As a former dot.com executive, Godin put tremendous faith in technology to transform schools and learning.  “For the first time in history,” he proclaimed, ” we do not need humans standing in front of us teaching us square root.” His technology-driven agenda set out eight proposed education reforms, many now parroted by his followers. His key tenets were:

  • Flip the classroom by exposing students through homework to world-class speakers on video at night and devoting class time to face-to-face interactions and discussion of concepts and issues;
  • Open book, open notes all the time, based upon the belief that memorization is pointless in the Internet age;
  • Abandon grade-level and subject knowledge progression in favour of access to any course anywhere in the world, anytime;
  • Measure experience instead of standardized test scores and focus on cooperation rather than isolation;
  • Precise, focused education instead of mass, batch-driven education;
  • Transform teachers into coaches;
  • Life-long learning with work happening earlier in life;
  • Depth of study in college rather than attending famous ‘brand name’ universities.

Stepping back and zeroing-in on Seth’s education reform agenda, it becomes clear that most if not all of these reforms embrace what is known as “21st century learning” and are prime examples of “romantic progressivism.” Furthermore, it is mostly technology-driven and bound to undermine the remaining autonomy and disciplinary expertise of teachers.

SethGodinPictogramA more recent July 2019 Seth Godin post, “Pivoting the education matrix,” reaffirms his  well-known ‘meta-model” and reform agenda. Schools and classes, Godin continues to insist, “do not teach what they say they teach” and still focus on inculcating “obedience through comportment and regurgitation.” That would seem to imply that most student-centred methodologies featured in PD sessions and model constructivist practices posted on Edutopia are either just for show or figments of the imagination.

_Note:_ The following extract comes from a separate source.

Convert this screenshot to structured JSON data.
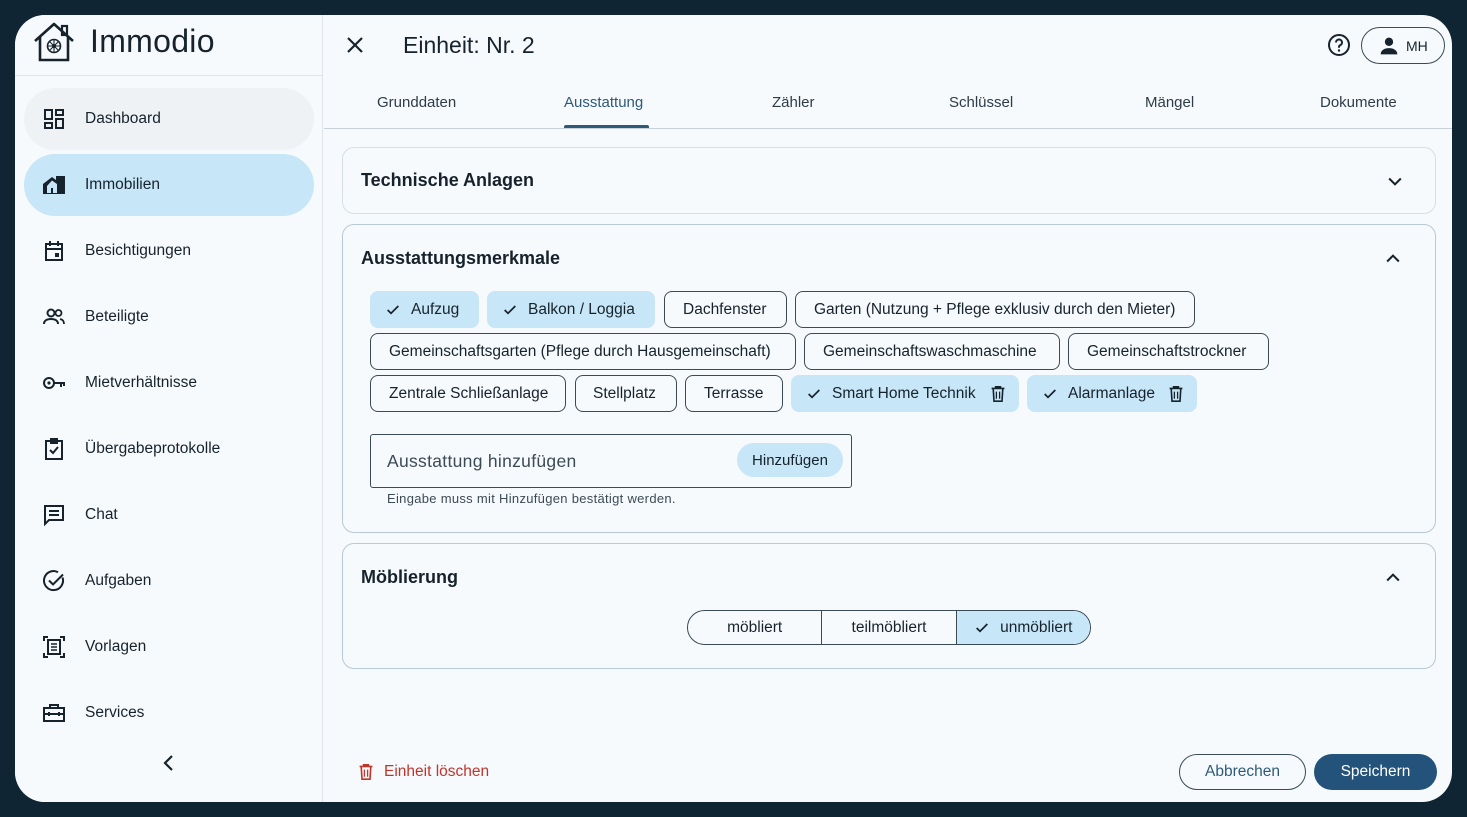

His proposed menu of skills is rather odd, like a grab-bag of ill-defined options. Most surprising of all, Godin utterly fails to draw a distinction between the proposed curricular skills (cooperation, problem-solving, mindfulness, creativity and analysis) and the implicit or hidden curriculum (management and obedience). Buried in the curious mix is one nuanced, evidence-based idea: “teaching domain knowledge in conjunction with the skill, not the other way around.” 

TED Talkers like Seth Godin are quickly becoming passe and facing increasing challenges from educators far better versed in school settings, evidence-based research, and what actually works in the classroom. His view of the contemporary school system, in my view, is a rather crude caricature and his reform proposals come off as amazingly facile. His regular Blog posts likely do provide fodder for career-building administrators and needed sustenance to those pursuing the latest educational fads.

What explains the success of Seth Godin and Seth’s Blog in the educational space? Does his simple caricature of the school system appeal to those looking for a neat, clean and uncomplicated picture? Where exactly do teachers as professionals with disciplinary knowledge fit in Seth’s ideal school? Where’s the research in cognitive science to support any of his claims about the process of student learning?